Since we didn’t have access to computers for this activity, I printed the questions and students wrote answers by hand. It detracted from my ability to see what was going on, but the next activity I had planned for the day – a “jigsaw” activity – allowed me to continually check in and ensure students were on the right track.
A “jigsaw” activity allows students to become experts on a single aspect of a larger discussion, and to then teach the aspect they are experts in to their classmates.
To start, I divided the class into six groups of three. Each group was assigned one question to consider. I asked them to start by discussing their own initial responses to the question, and to then move on to asking questions of each other’s responses, whether they agree, disagree, have more to add, etc. Finally, I asked them to make sure that they had citations from the book to support their answers.
Each topic was discussed by two groups. The second stage of the activity was combing the two groups who had discussed each topic for a broader analysis. At this stage, I asked students to make sure that each student was able to convey the group’s discussion and conclusions to their classmates who had not discussed this topic at all.
For the last part of the “jigsaw” activity, the class divided into groups of three, consisting of one student per topic. They each taught their topic to the others, which naturally led to a discussion of overlapping themes and connecting thread. (And where it didn’t naturally happen, I nudged them along…) Finally, we came back together for a full-class discussion of everything they had learned during this process.
For the PowerPoint activity, I had pre-created a Google Slides presentation and pasted the link on BlackBoard. Since we did not have access to computers, I printed the slides out for each student. After our mid-class fifteen-minute break (it’s a 2.5 hour class…), I asked students to jot down as much as they could for each slide, which was based on their previous discussions and/or questions from the Discussion Guide at the back of our books. They were not formally paired or grouped for this part of the lesson, but I encouraged conversation and collaboration. I asked them to each draw one sketch as well as writing bullet points.
Due to technological limitations, I had to improvise the next steps.

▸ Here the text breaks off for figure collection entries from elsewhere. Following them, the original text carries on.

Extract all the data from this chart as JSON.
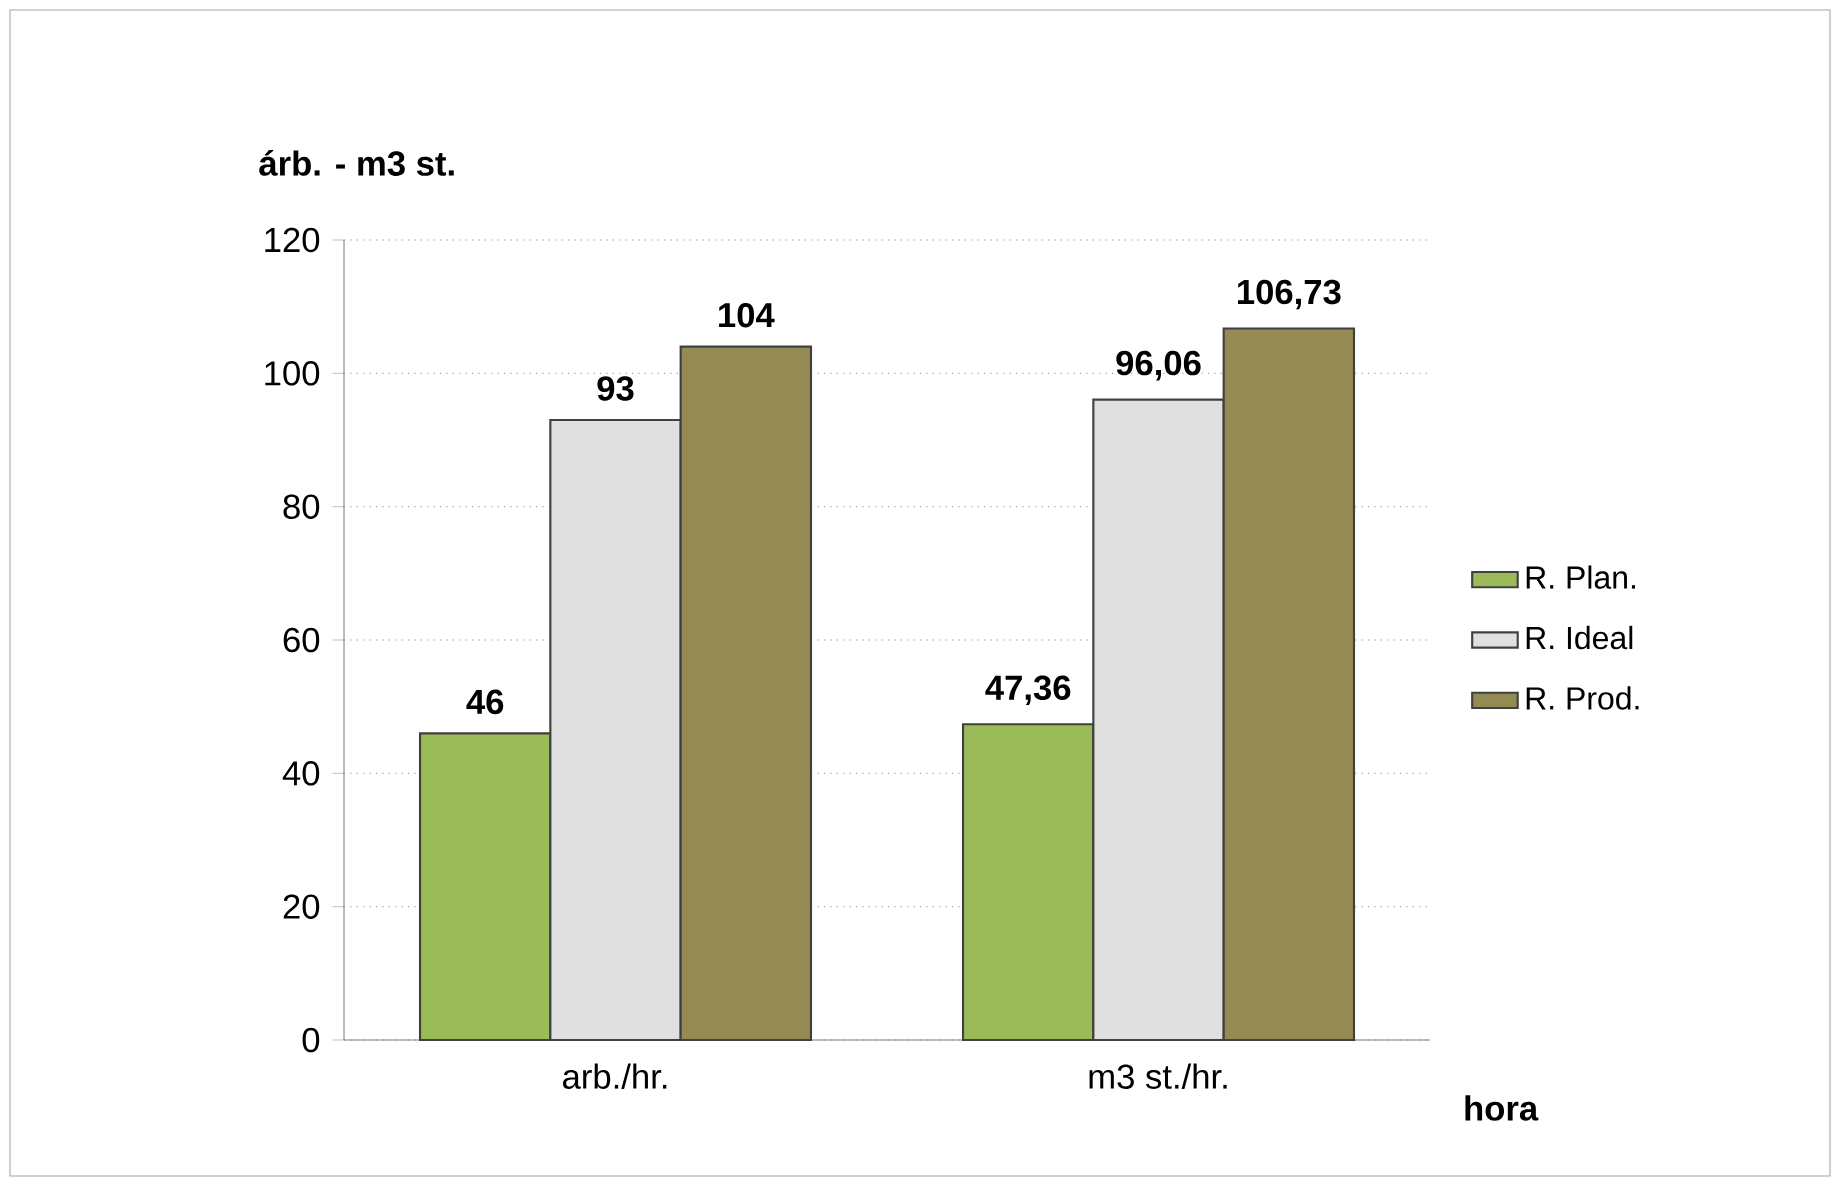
{
  "chart_data": {
    "type": "bar",
    "ylabel": "árb. - m3 st.",
    "xlabel": "hora",
    "categories": [
      "arb./hr.",
      "m3 st./hr."
    ],
    "series": [
      {
        "name": "R. Plan.",
        "color": "#9bbb59",
        "values": [
          46,
          47.36
        ],
        "value_labels": [
          "46",
          "47,36"
        ]
      },
      {
        "name": "R. Ideal",
        "color": "#e0e0e0",
        "values": [
          93,
          96.06
        ],
        "value_labels": [
          "93",
          "96,06"
        ]
      },
      {
        "name": "R. Prod.",
        "color": "#948a54",
        "values": [
          104,
          106.73
        ],
        "value_labels": [
          "104",
          "106,73"
        ]
      }
    ],
    "ylim": [
      0,
      120
    ],
    "yticks": [
      0,
      20,
      40,
      60,
      80,
      100,
      120
    ],
    "grid": "y",
    "legend": "right"
  }
}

I collected all the notes my students had written down, and I added them to the Google Slide presentation myself, consolidating only when points obviously repeated each other. I also took photos of some of the sketches and added them into the appropriate slides.
I then organized the first slide, which had been titled “Title and Cover.” There were enough details from my students’ notes to warrant dividing that first slide into two separate ones.
I left the rest of the slides a mess of bullet points, no organization at all.
In the following class, I divided my students into groups and assigned each one a slide with the mission of organizing it all. By the end of it, we had a full set of notes on most of the topics I wanted to discuss for this book.
After all that, I assigned the final essay of the semester… A joy! But I pointed out that we had been practicing all the skills that would help them do well on this final essay: note-taking, formulating analyses, organizing those analyses, and creating outlines.
We finished it all with one final slide. During the second week of our discussion of The Absolutely True Diary of a Part-Time Indian, we had focused on the two basketball games between Wellpinit and Reardan. The question I had posed to the class was: How do these two scenes function within the text as a whole? In groups again, students discussed the two scenes and wrote a one-sentence (and in one case, a two-sentence…) “thesis.”
We’re off for spring break now, and I’m looking forward to reading my student’s drafts when we get back in May. After this, I’m hoping that my students will have improved in the areas of analysis, thesis, and organization.